Lockdown di Natale, da domani l’Italia sarà zona rossa. Pronta la stretta sui controlli

A mezzanotte scattano le restrizioni. In campo 70mila agenti. Ecco come e dove ci si potrà muovere dal 24 dicembre al 6 gennaio

Ancora 24 ore, poi scatterà il lockdown previsto dal decreto di Natale che limita gli spostamenti nelle giornate festive e prefestive dal 24 dicembre al 6 gennaio. Negozi, bar e ristoranti saranno aperti ancora per un giorno e sarà possibile circolare liberamente nella propria Regione. A partire dalla mezzanotte della Vigilia, tutta l’Italia andrà per 10 giorni in zona rossa: sarà necessaria l’autocertificazione e gli spostamenti saranno consentiti solo per comprovate esigenze di lavoro, salute e necessità.


Gabrielli chiede «attenzione e buonsenso»

I controlli saranno intensificati, come ha ribadito la circolare che il capo di gabinetto del Viminale Bruno Frattasi ha inviato ai prefetti. In particolare verranno effettuati «controlli lungo le arterie di traffico e in ambito cittadino», per prevenire «possibili violazioni alle restrizioni alla mobilità e situazioni di assembramento o di mancato rispetto del distanziamento interpersonale». Stesso invito rivolto dal capo della Polizia Franco Gabrielli ai questori in una circolare in cui ha chiesto «massima attenzione» nel predisporre i servizi e controlli «particolarmente scrupoli» nei nodi delle reti di trasporto. In campo 70 mila tra poliziotti, carabinieri, finanzieri, militari e polizia locale, a cui Gabrielli ha comunque chiesto «buonsenso» nei confronti dei cittadini.
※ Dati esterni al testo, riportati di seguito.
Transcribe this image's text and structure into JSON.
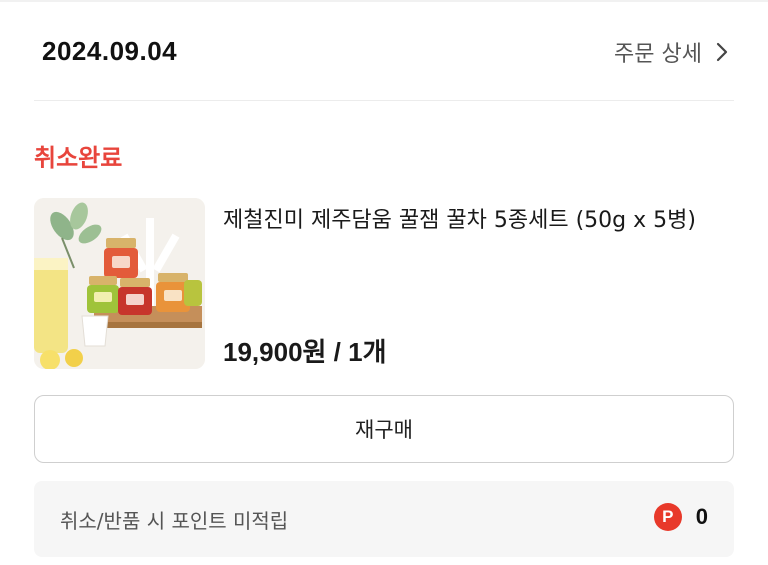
{
  "order": {
    "date": "2024.09.04",
    "detail_label": "주문 상세",
    "status": "취소완료",
    "colors": {
      "status": "#e8453c",
      "points_badge": "#e8392a"
    }
  },
  "product": {
    "name": "제철진미 제주담움 꿀잼 꿀차 5종세트 (50g x 5병)",
    "price_line": "19,900원 / 1개",
    "image_icon": "honey-jam-set-photo"
  },
  "actions": {
    "rebuy_label": "재구매"
  },
  "points": {
    "label": "취소/반품 시 포인트 미적립",
    "badge": "P",
    "value": "0"
  }
}
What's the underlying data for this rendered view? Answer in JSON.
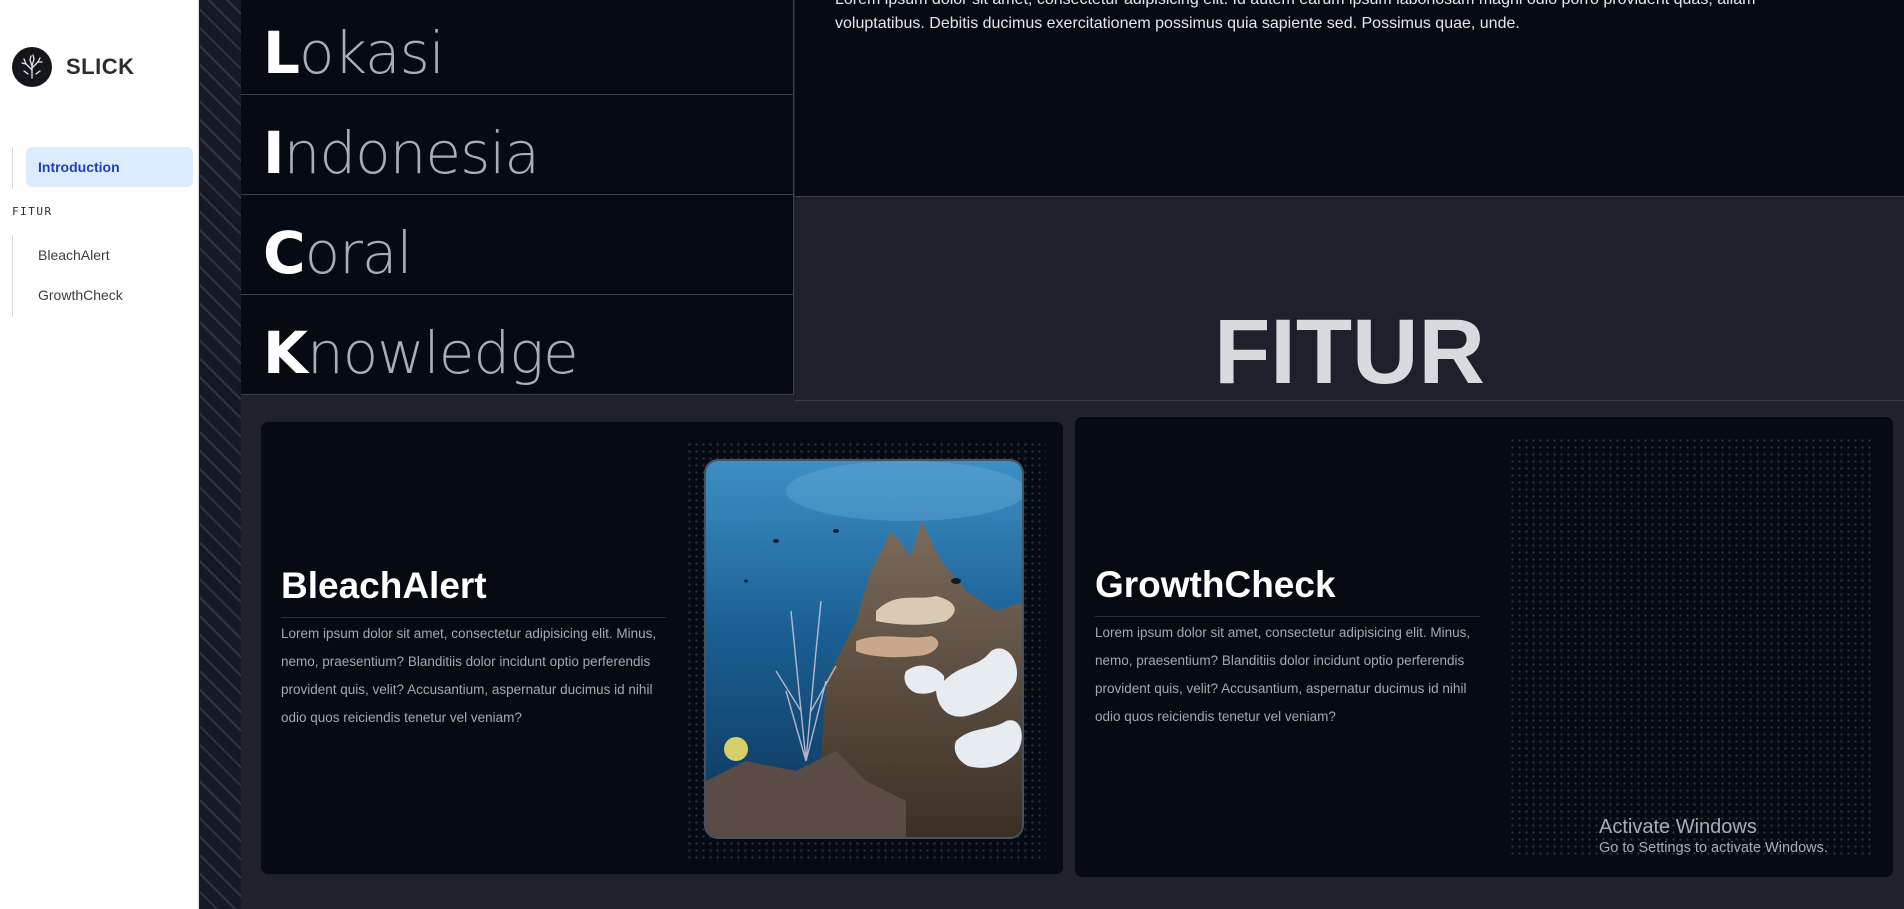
{
  "sidebar": {
    "brand": "SLICK",
    "items": [
      {
        "label": "Introduction",
        "active": true
      }
    ],
    "section_label": "FITUR",
    "feature_items": [
      {
        "label": "BleachAlert"
      },
      {
        "label": "GrowthCheck"
      }
    ]
  },
  "acronym": [
    {
      "first": "L",
      "rest": "okasi"
    },
    {
      "first": "I",
      "rest": "ndonesia"
    },
    {
      "first": "C",
      "rest": "oral"
    },
    {
      "first": "K",
      "rest": "nowledge"
    }
  ],
  "intro": {
    "text": "Lorem ipsum dolor sit amet, consectetur adipisicing elit. Id autem earum ipsum laboriosam magni odio porro provident quas, aliam voluptatibus. Debitis ducimus exercitationem possimus quia sapiente sed. Possimus quae, unde."
  },
  "fitur": {
    "title": "FITUR"
  },
  "cards": [
    {
      "title": "BleachAlert",
      "body": "Lorem ipsum dolor sit amet, consectetur adipisicing elit. Minus, nemo, praesentium? Blanditiis dolor incidunt optio perferendis provident quis, velit? Accusantium, aspernatur ducimus id nihil odio quos reiciendis tenetur vel veniam?"
    },
    {
      "title": "GrowthCheck",
      "body": "Lorem ipsum dolor sit amet, consectetur adipisicing elit. Minus, nemo, praesentium? Blanditiis dolor incidunt optio perferendis provident quis, velit? Accusantium, aspernatur ducimus id nihil odio quos reiciendis tenetur vel veniam?"
    }
  ],
  "watermark": {
    "line1": "Activate Windows",
    "line2": "Go to Settings to activate Windows."
  },
  "colors": {
    "sidebar_active_bg": "#dcecff",
    "sidebar_active_text": "#1e3fb8",
    "page_bg": "#1f222c",
    "panel_bg": "#060a12"
  }
}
Le deroghe per gli spostamenti

Il Viminale ha ricordato anche le deroghe previste ai divieti. Una, in particolare: quella che per tutte le feste dà la possibilità di andare a casa di parenti o amici una volta al giorno. In tutta Italia, scrive il ministero, tra il 24 dicembre e il 6 gennaio «è consentito lo spostamento verso una sola abitazione privata, ubicata nella medesima regione, una sola volta al giorno, in un arco temporale compreso tra le 5 e le 22 e nei limiti di due persone» oltre ai figli minori di 14 anni e «le persone disabili o non autosufficienti con esse conviventi». Il divieto di spostamento non varrà anche i volontari e coloro che vogliono andare a messa o in un qualunque luogo di culto.

Ristoranti e bar riapriranno il 7 gennaio

Unico limite previsto, quello imposto dal coprifuoco, che sarà esteso alle 7 di mattina il primo giorno dell’anno. Al netto delle deroghe, si potrà uscire di casa solo per motivi di lavoro, salute e necessità, oppure per fare una passeggiata vicino casa, attività sportiva da soli o andare nella seconda casa (ma sempre all’interno della Regione). Nei giorni in arancione – 28, 29 e 30 dicembre e 4 gennaio – si potrà invece circolare liberamente nel proprio Comune e i negozi saranno aperti, mentre per mangiare al ristorante o prendere un caffè al bar bisognerà attendere il 7 gennaio.